Only a handful of brands are based in Fleurier, and they are united in creating and running the Fondation Qualité Fleurier (or FQF). It is the most demanding certification a watch can obtain. This difficulty comes from the fact that the Qualité Fleurier label is only awarded after an encased movement has gone through a process that recreates the reality of being worn on one's wrist among other ordeals. As a founder and promoter of the FQF, Chopard regularly offers watches that have proved worthy of that certification too. Actually, it is the brand that uses it the most.

As for the third certification available, Chopard is by far not its biggest user, although most of its mechanical timepieces are certified to be chronometers by the COSC. A very Swiss institution, the COSC is the largest certification body in watchmaking. It certifies that a movement stays within a certain margin of accuracy even when fully or half wound, in 5 different positions and 3 temperatures over 15 days. For example, all of Chopard's Mille Miglia watches are certified chronometers.

Chopard is the only brand to use all three certifications. They sometimes even use several together for the same watch. They went as far as using all three in the L.U.C. Triple Certification.

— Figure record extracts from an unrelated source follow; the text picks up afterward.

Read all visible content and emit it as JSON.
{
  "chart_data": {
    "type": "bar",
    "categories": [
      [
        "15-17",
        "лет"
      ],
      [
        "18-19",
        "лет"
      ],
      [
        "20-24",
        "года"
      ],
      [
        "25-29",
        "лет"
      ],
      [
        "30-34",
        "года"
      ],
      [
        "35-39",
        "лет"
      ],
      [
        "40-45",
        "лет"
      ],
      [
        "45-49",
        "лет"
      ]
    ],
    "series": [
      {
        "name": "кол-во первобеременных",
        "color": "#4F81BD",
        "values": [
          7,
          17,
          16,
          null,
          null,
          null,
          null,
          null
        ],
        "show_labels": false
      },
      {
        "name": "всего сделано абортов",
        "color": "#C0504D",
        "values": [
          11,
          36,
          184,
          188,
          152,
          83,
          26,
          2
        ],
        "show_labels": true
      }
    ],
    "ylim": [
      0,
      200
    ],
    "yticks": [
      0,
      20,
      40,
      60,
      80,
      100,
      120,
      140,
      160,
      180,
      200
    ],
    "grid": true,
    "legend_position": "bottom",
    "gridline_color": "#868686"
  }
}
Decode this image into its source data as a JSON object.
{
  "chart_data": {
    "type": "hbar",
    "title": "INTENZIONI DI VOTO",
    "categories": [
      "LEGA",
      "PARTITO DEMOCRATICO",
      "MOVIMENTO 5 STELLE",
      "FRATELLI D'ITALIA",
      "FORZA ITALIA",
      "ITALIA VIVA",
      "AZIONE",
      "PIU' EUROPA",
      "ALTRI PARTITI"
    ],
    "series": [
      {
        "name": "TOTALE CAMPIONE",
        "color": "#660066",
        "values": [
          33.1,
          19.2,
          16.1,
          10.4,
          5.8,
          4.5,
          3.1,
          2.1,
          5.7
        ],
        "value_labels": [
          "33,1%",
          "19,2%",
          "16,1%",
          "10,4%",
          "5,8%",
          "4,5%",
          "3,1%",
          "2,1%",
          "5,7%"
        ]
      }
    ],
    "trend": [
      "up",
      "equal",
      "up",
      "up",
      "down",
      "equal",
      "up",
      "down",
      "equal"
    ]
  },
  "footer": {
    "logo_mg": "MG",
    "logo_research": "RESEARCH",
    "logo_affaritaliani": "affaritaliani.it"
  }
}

More recently, the L.U.C 1963 Tourbillon was both stamped with the Geneva Seal and the COSC.

Chopard

The question remains as to why Chopard behaves that way. Its president Karl-Friedrich Scheufele answers thus: "The external certifications our watches or movements undergo confirm and guarantee the credibility of our manufacturing process. They bring an outside and independent look on our production. They guarantee our clients the great care that went into the movement finishes (Geneva Hallmark and QF), as well as the chronometric precision (COSC) or the overall reliability of our products (QF)". No need to take their word for it, someone else guarantees that Chopard's watches are of superior quality, even if your eyes or experience tell you so anyway. There is an added benefit to submitting timepieces to such judgement. "Doing so has largely contributed to making our products better and more reliable over the years, and has helped our R&D, for instance with the results from the FQF's simulated wearing tests," adds Mr. Scheufele.

Yet, that still wasn't enough for Chopard. So in late 2014, the brand released its first Fairmined gold watch, the L.U.C Tourbillon Qualité Fleurier Fairmined. One of their new watches for 2015 is the L.U.C XPS Fairmined. Its case is made of Colombian gold mined according to a specific set of rules regarding the living conditions of the miners, environmental demands and fair-trade conditions. That gold is also used for jewellery purposes, but more and more Chopard watches will have an added ethical benefit on top of their proof of watchmaking quality.